Capitalise Spanish titles the right way
A very common mistake is applying English-style title case to Spanish, where almost every word gets a capital letter. Spanish capitalisation works like sentence case: only the first word of the title and any proper nouns are capitalised. Everything else — articles, prepositions, common nouns, adjectives, verbs — stays lowercase. So the novel is Cien años de soledad, not Cien Años De Soledad.
How it works
The tool splits your title into words, lowercases each one using locale-aware
conversion (so accented letters are handled correctly), then re-capitalises two
things: the very first word, and any word you have listed as a proper noun. Your
proper-noun list is matched case-insensitively and accent-sensitively, so adding
García will capitalise every occurrence of that name.
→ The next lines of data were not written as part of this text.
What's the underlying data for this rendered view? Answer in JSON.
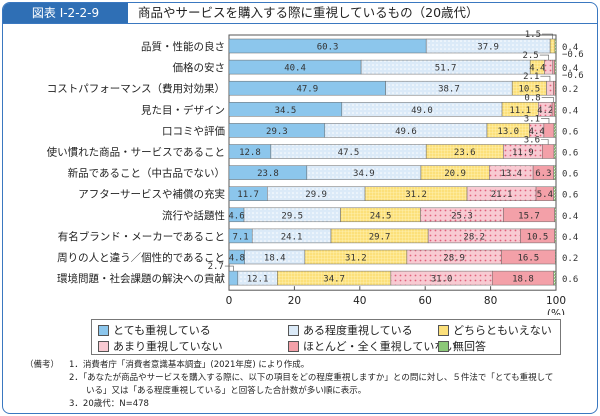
{
  "header": {
    "figure_no": "図表 I-2-2-9",
    "title": "商品やサービスを購入する際に重視しているもの（20歳代）"
  },
  "chart_data": {
    "type": "bar",
    "orientation": "horizontal",
    "stacked": true,
    "categories": [
      "品質・性能の良さ",
      "価格の安さ",
      "コストパフォーマンス（費用対効果）",
      "見た目・デザイン",
      "口コミや評価",
      "使い慣れた商品・サービスであること",
      "新品であること（中古品でない）",
      "アフターサービスや補償の充実",
      "流行や話題性",
      "有名ブランド・メーカーであること",
      "周りの人と違う／個性的であること",
      "環境問題・社会課題の解決への貢献"
    ],
    "series": [
      {
        "name": "とても重視している",
        "color": "#8cc6ec",
        "values": [
          60.3,
          40.4,
          47.9,
          34.5,
          29.3,
          12.8,
          23.8,
          11.7,
          4.6,
          7.1,
          4.8,
          2.7
        ]
      },
      {
        "name": "ある程度重視している",
        "color": "#dbeaf8",
        "values": [
          37.9,
          51.7,
          38.7,
          49.0,
          49.6,
          47.5,
          34.9,
          29.9,
          29.5,
          24.1,
          18.4,
          12.1
        ]
      },
      {
        "name": "どちらともいえない",
        "color": "#fce07a",
        "values": [
          1.5,
          4.4,
          10.5,
          11.1,
          13.0,
          23.6,
          20.9,
          31.2,
          24.5,
          29.7,
          31.2,
          34.7
        ]
      },
      {
        "name": "あまり重視していない",
        "color": "#f8cad2",
        "values": [
          0,
          2.5,
          2.1,
          4.2,
          4.4,
          11.9,
          13.4,
          21.1,
          25.3,
          28.2,
          28.9,
          31.0
        ]
      },
      {
        "name": "ほとんど・全く重視していない",
        "color": "#f3a0a8",
        "values": [
          0,
          0.6,
          0.6,
          0.8,
          3.1,
          3.6,
          6.3,
          5.4,
          15.7,
          10.5,
          16.5,
          18.8
        ]
      },
      {
        "name": "無回答",
        "color": "#8cc878",
        "values": [
          0.4,
          0.4,
          0.2,
          0.4,
          0.6,
          0.6,
          0.6,
          0.6,
          0.4,
          0.4,
          0.2,
          0.6
        ]
      }
    ],
    "xlim": [
      0,
      100
    ],
    "xticks": [
      "0",
      "20",
      "40",
      "60",
      "80",
      "100"
    ],
    "xunit": "(%)",
    "legend": "bottom"
  },
  "notes": {
    "label": "（備考）",
    "items": [
      "1．消費者庁「消費者意識基本調査」(2021年度) により作成。",
      "2．「あなたが商品やサービスを購入する際に、以下の項目をどの程度重視しますか」との問に対し、５件法で「とても重視して",
      "　　いる」又は「ある程度重視している」と回答した合計数が多い順に表示。",
      "3．20歳代：N=478"
    ]
  }
}
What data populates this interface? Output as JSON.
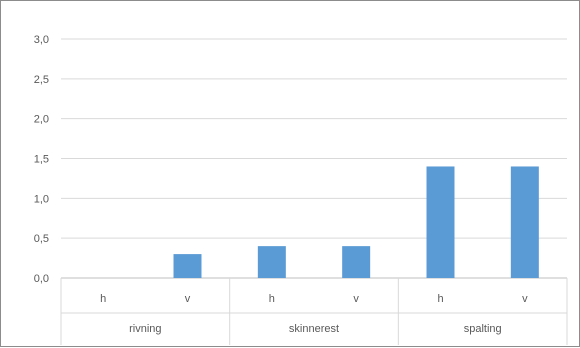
{
  "chart_data": {
    "type": "bar",
    "title": "",
    "xlabel": "",
    "ylabel": "",
    "ylim": [
      0,
      3.0
    ],
    "yticks": [
      "0,0",
      "0,5",
      "1,0",
      "1,5",
      "2,0",
      "2,5",
      "3,0"
    ],
    "grid": true,
    "legend": "none",
    "groups": [
      {
        "label": "rivning",
        "categories": [
          "h",
          "v"
        ]
      },
      {
        "label": "skinnerest",
        "categories": [
          "h",
          "v"
        ]
      },
      {
        "label": "spalting",
        "categories": [
          "h",
          "v"
        ]
      }
    ],
    "series": [
      {
        "values": [
          0.0,
          0.3,
          0.4,
          0.4,
          1.4,
          1.4
        ]
      }
    ],
    "bar_color": "#5b9bd5",
    "grid_color": "#d9d9d9",
    "text_color": "#595959"
  }
}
Punctuation attached to
words is preserved in place.
Tips and example
Type cien años de soledad and the tool returns Cien años de soledad. Add
Madrid, García Lorca to the proper-noun list and bodas de sangre de garcía lorca en madrid becomes Bodas de sangre de García Lorca en Madrid. Note that
the tool cannot guess proper nouns on its own — Spanish has no reliable
mechanical rule for them — so list any names that must stay capitalised. After a
colon or full stop inside the title, Spanish style usually capitalises the next
word too; add it to your list if needed.